The possibility of preventing Alzheimer's disease before symptoms appear represents perhaps the most significant shift in neurodegenerative medicine since the field's inception. Current evidence suggests that targeting amyloid plaques in cognitively healthy individuals who test positive for Alzheimer's biomarkers could fundamentally alter disease trajectory rather than merely slowing decline.
Anti-amyloid antibodies like aducanumab and lecanemab have demonstrated modest but measurable cognitive benefits in people with mild cognitive impairment. Now, researchers are investigating whether these same therapeutic mechanisms can prevent cognitive decline entirely when deployed in preclinical stages. The approach targets individuals who show biological markers of Alzheimer's pathology—elevated amyloid deposits detected through PET scans or blood tests—but retain normal cognitive function. Early trials focus on safety profiles, optimal dosing strategies, and whether intervention timing fundamentally changes outcomes versus traditional treatment approaches.

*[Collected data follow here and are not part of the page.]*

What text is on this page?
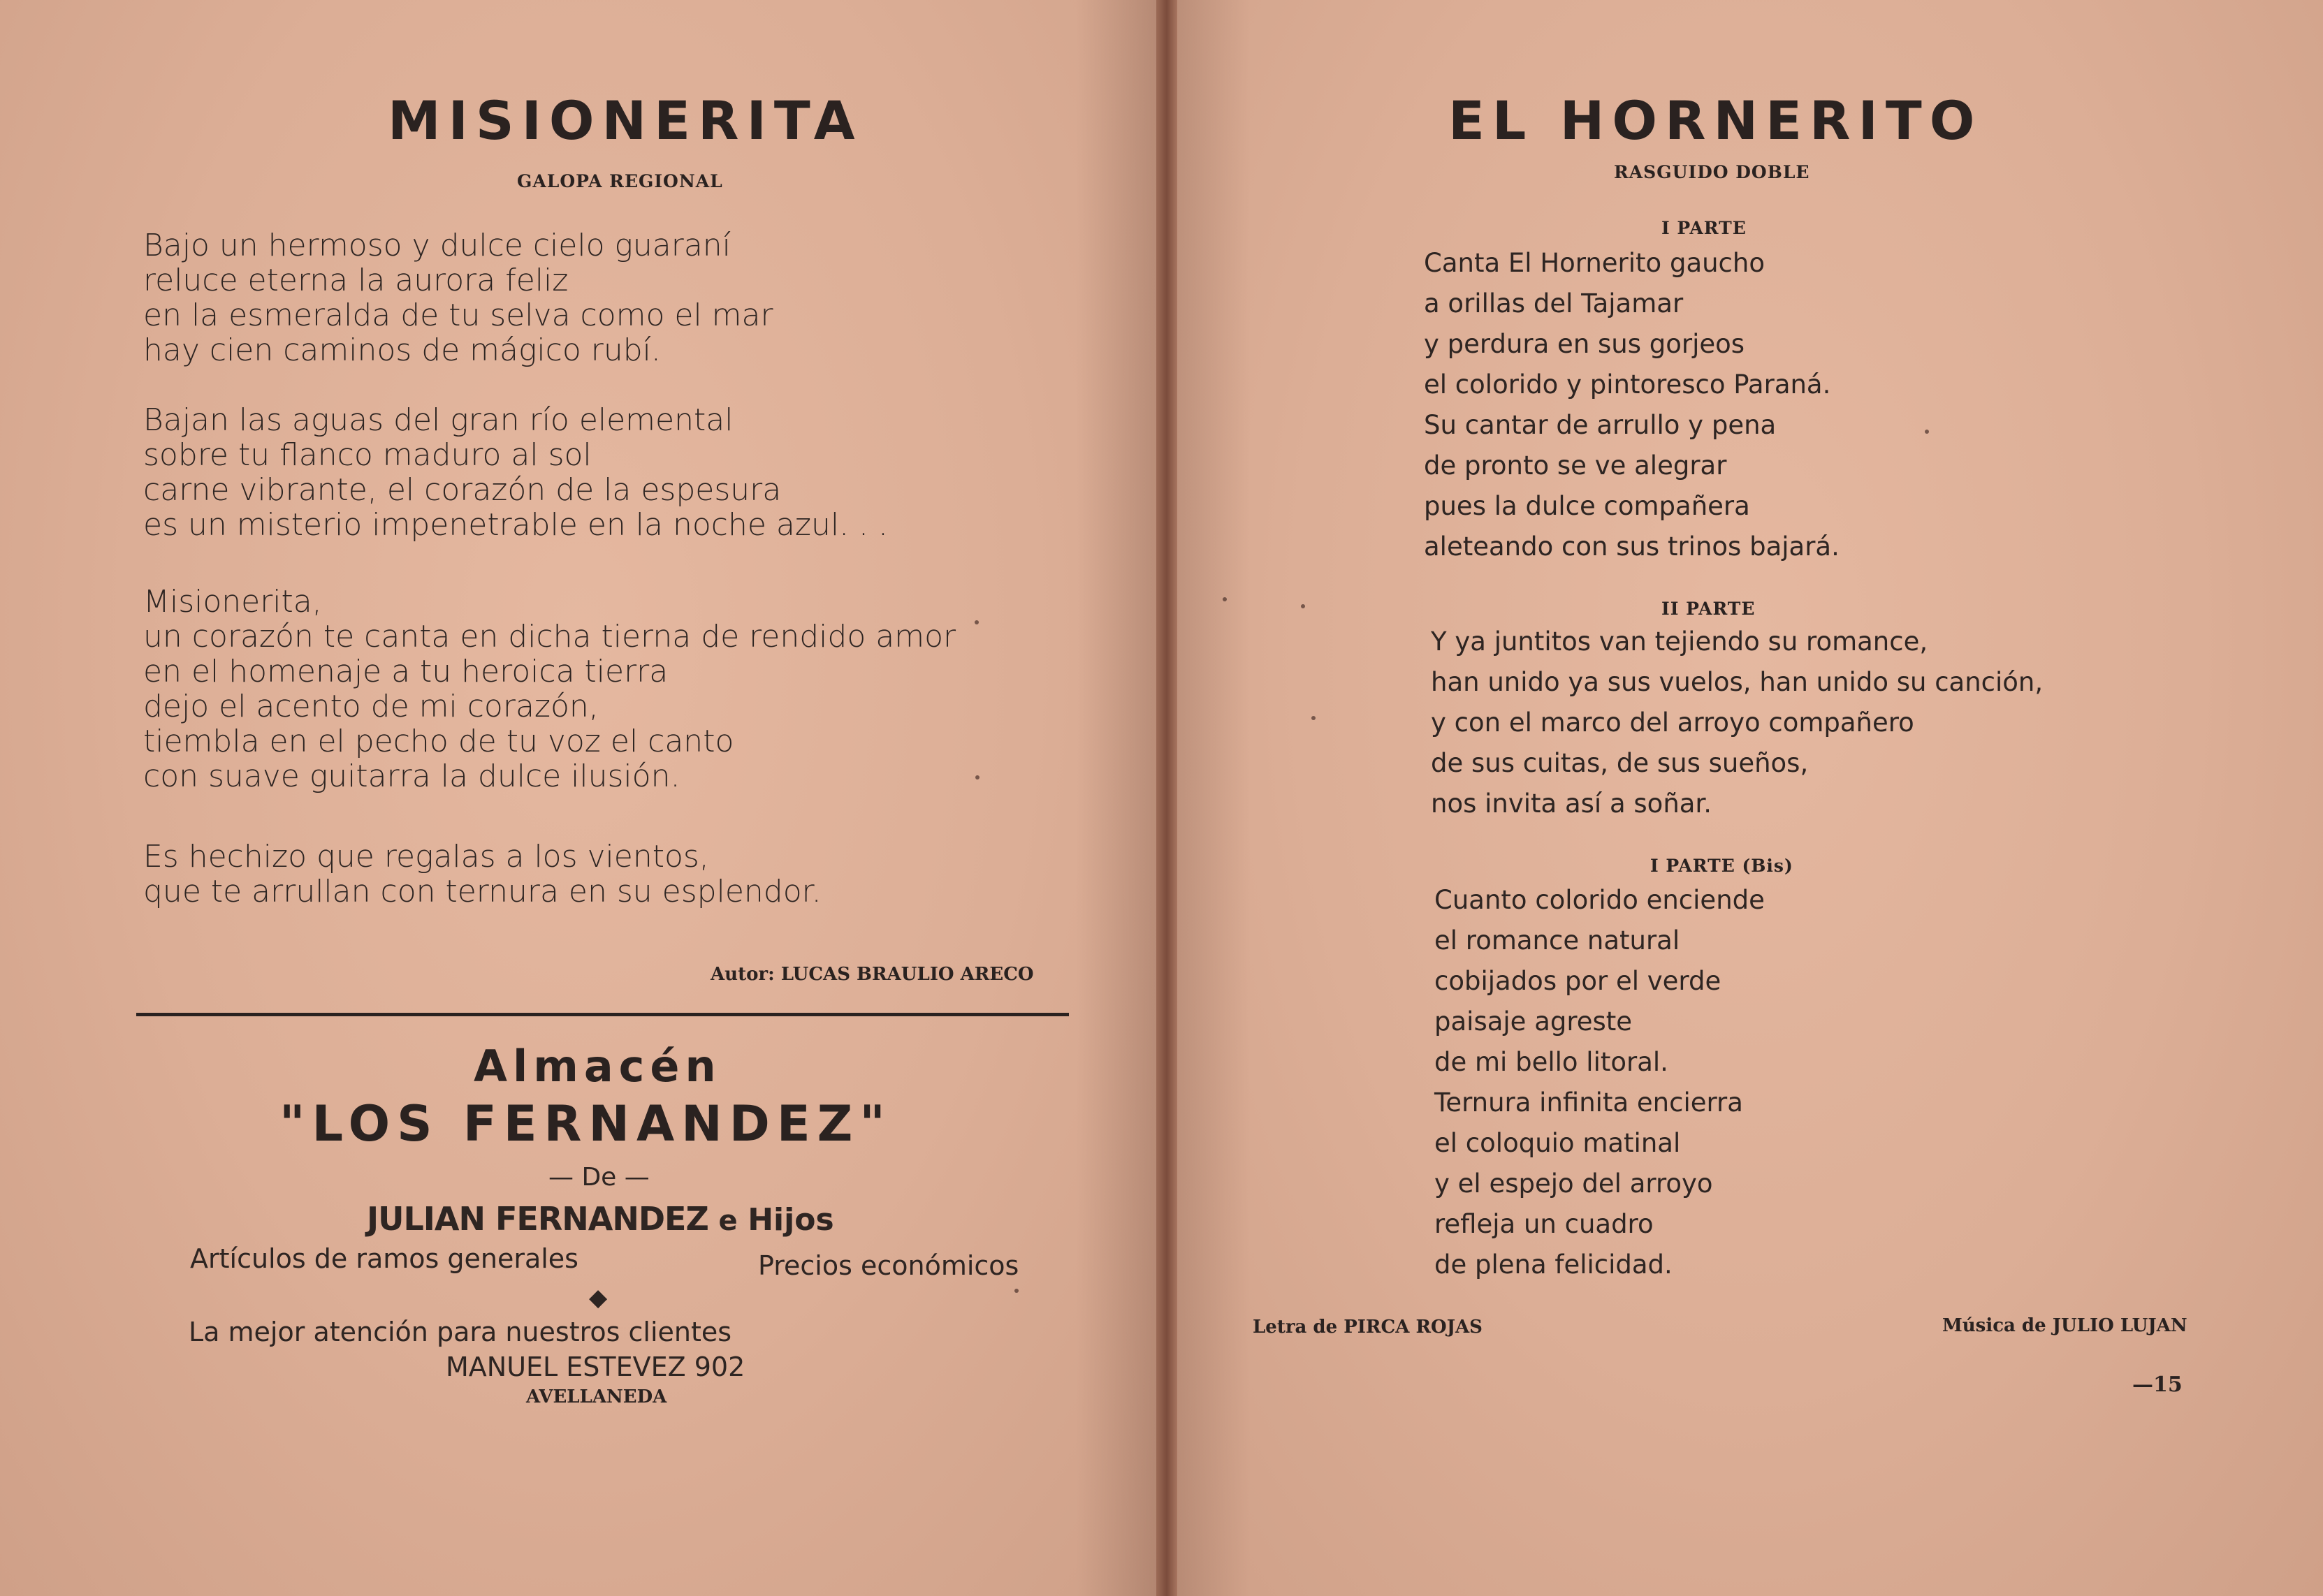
MISIONERITA
GALOPA REGIONAL
Bajo un hermoso y dulce cielo guaraní
reluce eterna la aurora feliz
en la esmeralda de tu selva como el mar
hay cien caminos de mágico rubí.
Bajan las aguas del gran río elemental
sobre tu flanco maduro al sol
carne vibrante, el corazón de la espesura
es un misterio impenetrable en la noche azul. . .
Misionerita,
un corazón te canta en dicha tierna de rendido amor
en el homenaje a tu heroica tierra
dejo el acento de mi corazón,
tiembla en el pecho de tu voz el canto
con suave guitarra la dulce ilusión.
Es hechizo que regalas a los vientos,
que te arrullan con ternura en su esplendor.
Autor: LUCAS BRAULIO ARECO
Almacén
"LOS FERNANDEZ"
— De —
JULIAN FERNANDEZ e Hijos
Artículos de ramos generales	Precios económicos
◆
La mejor atención para nuestros clientes
MANUEL ESTEVEZ 902
AVELLANEDA
EL HORNERITO
RASGUIDO DOBLE
I PARTE
Canta El Hornerito gaucho
a orillas del Tajamar
y perdura en sus gorjeos
el colorido y pintoresco Paraná.
Su cantar de arrullo y pena
de pronto se ve alegrar
pues la dulce compañera
aleteando con sus trinos bajará.
II PARTE
Y ya juntitos van tejiendo su romance,
han unido ya sus vuelos, han unido su canción,
y con el marco del arroyo compañero
de sus cuitas, de sus sueños,
nos invita así a soñar.
I PARTE (Bis)
Cuanto colorido enciende
el romance natural
cobijados por el verde
paisaje agreste
de mi bello litoral.
Ternura infinita encierra
el coloquio matinal
y el espejo del arroyo
refleja un cuadro
de plena felicidad.
Letra de PIRCA ROJAS	Música de JULIO LUJAN
—15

This preventive paradigm could revolutionize Alzheimer's care, transforming it from reactive symptom management to proactive disease prevention. The implications extend beyond individual patients to healthcare economics and public health policy. However, significant hurdles remain: developing reliable blood-based biomarker tests for widespread screening, establishing cognitive assessment protocols sensitive enough to detect preservation rather than improvement, and ensuring equitable access to expensive treatments. The success of these prevention trials could accelerate regulatory pathways for related therapies, potentially creating a new category of neurodegenerative medicine focused on maintaining cognitive health rather than treating cognitive loss.